Contents
- Lotus Elise, Exige and Evora Enter Final Year of Production
- New series sports car production Hethel approved for UK £ 100 million + investment in completely new production facilities More job creation support created to support more volume Production discontinuation planned for Evora, Exige and Elise in 2021
Lotus Elise, Exige and Evora Enter Final Year of Production
New series sports car production Hethel approved for UK
£ 100 million + investment in completely new production facilities
More job creation support created to support more volume
Production discontinuation planned for Evora, Exige and Elise in 2021
In a world-class manufacturing facilities in Hethel verified a new sports car series this year will start the Lotus Type 131 prototype. The new manufacturing investment is part of Lotus’s Vision80 strategy, and will also see two Lotus sub-assembly plants move into one efficient centralized operation in Norwich city to support higher volumes. To accompany the £ 100 million + investment in Hethel’s facilities, Lotus will recruit approximately 250 new employees.
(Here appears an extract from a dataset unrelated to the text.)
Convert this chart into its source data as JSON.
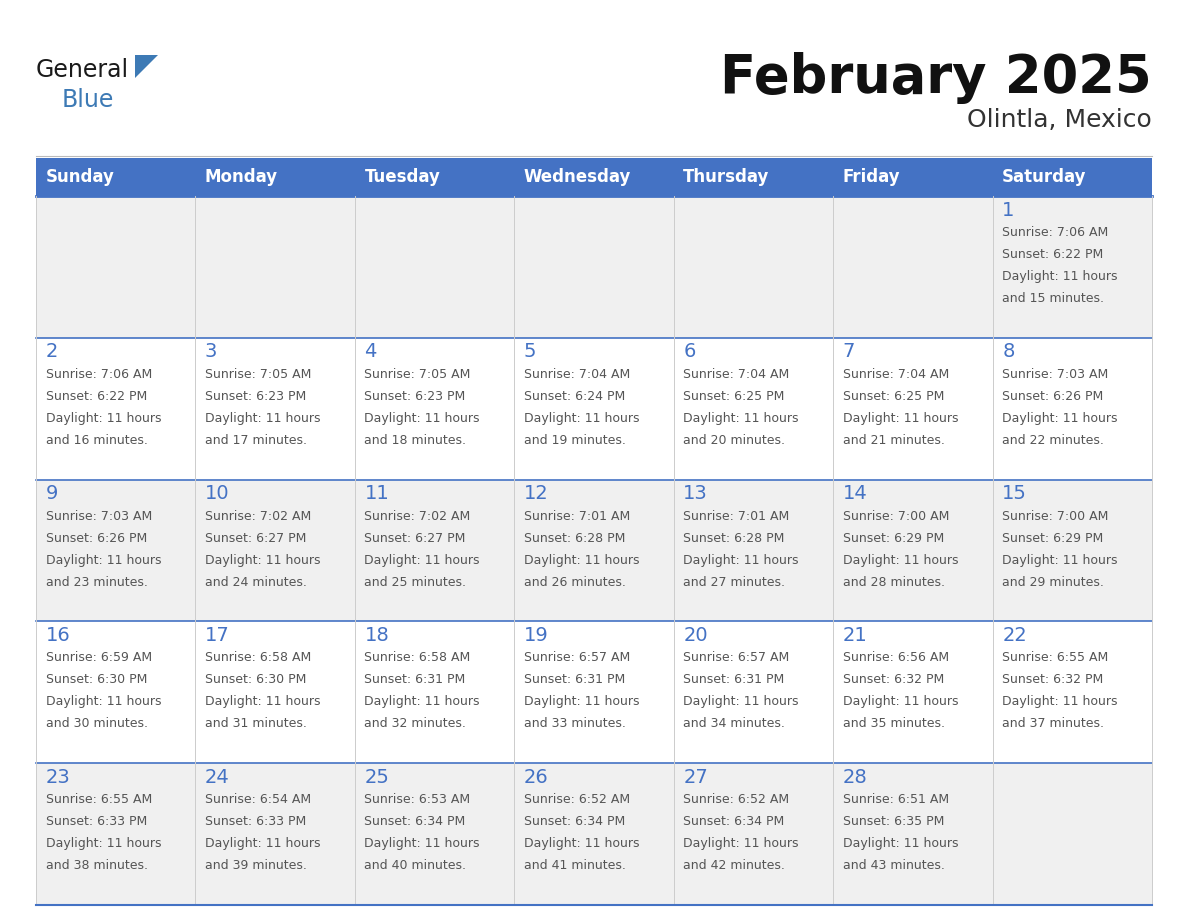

This will be in addition to the 670 employees who have joined Lotus since September 2017, when shareholders Geely and Etika took ownership of the company. Engineering and manufacturing roles for both Lotus Cars and world-renowned engineering consultancy Lotus Engineering will need new hires. Lotus Engineering, which opened the Advanced Technology Center in Warwick at the end of this year, released an image to introduce the upcoming performance car family, giving clues about the next generation of products to come after the Elise, Exige and Evora, which entered the last production year in 2021.
Three sports car lines available, starting with the iconic Lotus Elise
Lotus Elise was introduced in 1995. With its pioneering use of extruded and bonded aluminum, high-tech composites and lightweight know-how, it has revolutionized the low-volume sports car industry.
Using technology pioneered in Elise and launched in 2000, Exige quickly became the core of the “Race Car for the Road”. While Exige quickly managed to embrace the world’s toughest tracks with the safety and progressiveness expected from a Lotus, it showed a rare ability to offer the driver an inclusive yet accessible experience on the road.
Evora brought Lotus back to the super sports car industry as a more driver-focused, award-winning and versatile road car than its peers. In motorsport, Evora has also been successful, winning the national GT championships around the world and winning a podium at Le Mans.
The future Lotus cars take this learning and develop it further, along with the primary criteria for being “For Drivers” to ensure that this vital DNA is preserved.
Lotus has created many automotive legends over the past 73 years, and with the Evija hypercar and the new Type 131 sports car, the dawn of a new innovation and legend creation breaks out at Hethel.